Deux fois par année, au printemps et à l'automne, en même
temps que les saisons de pêche, les aubergistes offrent le F'esturgeon, qui met
en vedette l'esturgeon noir pêché par Donald Lachance.
Sous l'inspiration de la chef Nicole Ferland, secondée de
Julie Jolin, l'esturgeon se décline en casserole d'esturgeon en sauce, pâté en
croûte à l'esturgeon, pâtes sauce rosée à l'esturgeon, paupiette, filet et
brochette marinés et grillés, escalope d'esturgeon à la framboise... et bien sûr
l'esturgeon fumé.
Durant tout le mois de septembre se tiendra cette troisième
présentation du F'esturgeon. «Nous voulons offrir une table relaxe, comme à la
maison», dit Gilles Tardif, qui accueille avec le sourire et avec bonne humeur
les clients qui passent chez lui.
À l'Auberge Restaurant Chez Octave, à Montmagny, le chef
Sébastien Nègre, originaire de Perpignan en France, offre pour sa part un plat
qui fait fureur : l'esturgeon en double cuisson, poché à l'eau d'érable et frit
au parmesan. «En arrivant à Montmagny, je ne connaissais pas l'esturgeon»,
affirme M. Nègre, qui prépare déjà une nouvelle recette pour l'hiver.

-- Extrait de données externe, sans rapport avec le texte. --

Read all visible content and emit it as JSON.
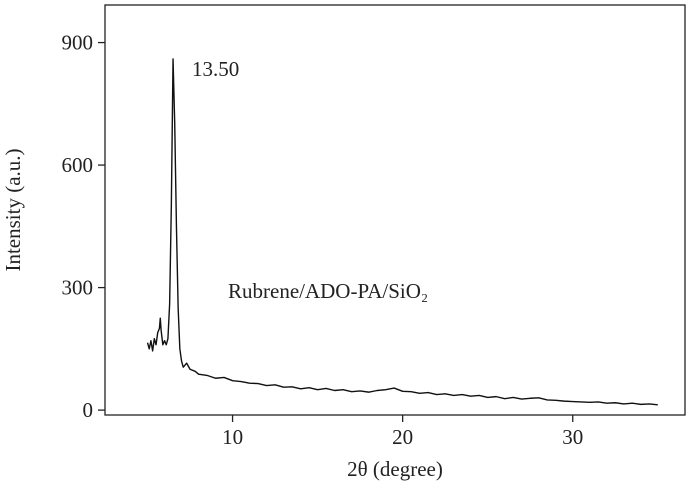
{
  "chart_data": {
    "type": "line",
    "x_label": "2θ  (degree)",
    "y_label": "Intensity (a.u.)",
    "annotations": [
      "13.50",
      "Rubrene/ADO-PA/SiO₂"
    ],
    "xlim": [
      2.5,
      36.6
    ],
    "ylim": [
      -12,
      992
    ],
    "xticks": [
      10,
      20,
      30
    ],
    "yticks": [
      0,
      300,
      600,
      900
    ],
    "grid": false,
    "x": [
      5.0,
      5.1,
      5.2,
      5.3,
      5.4,
      5.5,
      5.6,
      5.7,
      5.75,
      5.8,
      5.9,
      6.0,
      6.1,
      6.2,
      6.3,
      6.4,
      6.5,
      6.55,
      6.6,
      6.7,
      6.8,
      6.9,
      7.0,
      7.1,
      7.3,
      7.5,
      7.8,
      8.0,
      8.5,
      9.0,
      9.5,
      10.0,
      10.5,
      11.0,
      11.5,
      12.0,
      12.5,
      13.0,
      13.5,
      14.0,
      14.5,
      15.0,
      15.5,
      16.0,
      16.5,
      17.0,
      17.5,
      18.0,
      18.5,
      19.0,
      19.5,
      20.0,
      20.5,
      21.0,
      21.5,
      22.0,
      22.5,
      23.0,
      23.5,
      24.0,
      24.5,
      25.0,
      25.5,
      26.0,
      26.5,
      27.0,
      27.5,
      28.0,
      28.5,
      29.0,
      29.5,
      30.0,
      30.5,
      31.0,
      31.5,
      32.0,
      32.5,
      33.0,
      33.5,
      34.0,
      34.5,
      35.0
    ],
    "series": [
      {
        "name": "Rubrene/ADO-PA/SiO₂",
        "color": "#111111",
        "values": [
          165,
          150,
          170,
          145,
          175,
          160,
          190,
          200,
          225,
          195,
          160,
          170,
          160,
          175,
          260,
          500,
          860,
          780,
          700,
          450,
          250,
          150,
          120,
          105,
          115,
          100,
          95,
          88,
          85,
          78,
          80,
          72,
          70,
          66,
          65,
          60,
          62,
          56,
          57,
          52,
          55,
          50,
          53,
          48,
          50,
          45,
          47,
          44,
          48,
          50,
          54,
          46,
          45,
          41,
          43,
          38,
          40,
          36,
          38,
          34,
          36,
          31,
          33,
          28,
          31,
          27,
          29,
          30,
          25,
          24,
          22,
          21,
          20,
          19,
          20,
          17,
          18,
          15,
          17,
          14,
          15,
          13
        ]
      }
    ]
  }
}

L'Auberge des Glacis à L'Islet, qui prône farouchement
l'utilisation des produits de la région, met à son menu une matelote à
l'esturgeon, préparée par le chef Olivier Raffestin. Ce dernier coupe le poisson
en cubes, le fait flamber au calvados et cuire au four dans un court-bouillon au
cidre, et l'accompagne d'une sauce légèrement citronnée.
Il n'y a pas que l'oie blanche qui fait la renommée de cette
région. L'esturgeon est en train de prendre la place qui lui
revient.
1 commentaire:
Bravo à M.Mme Gilles Tardif pour cette belle initiative.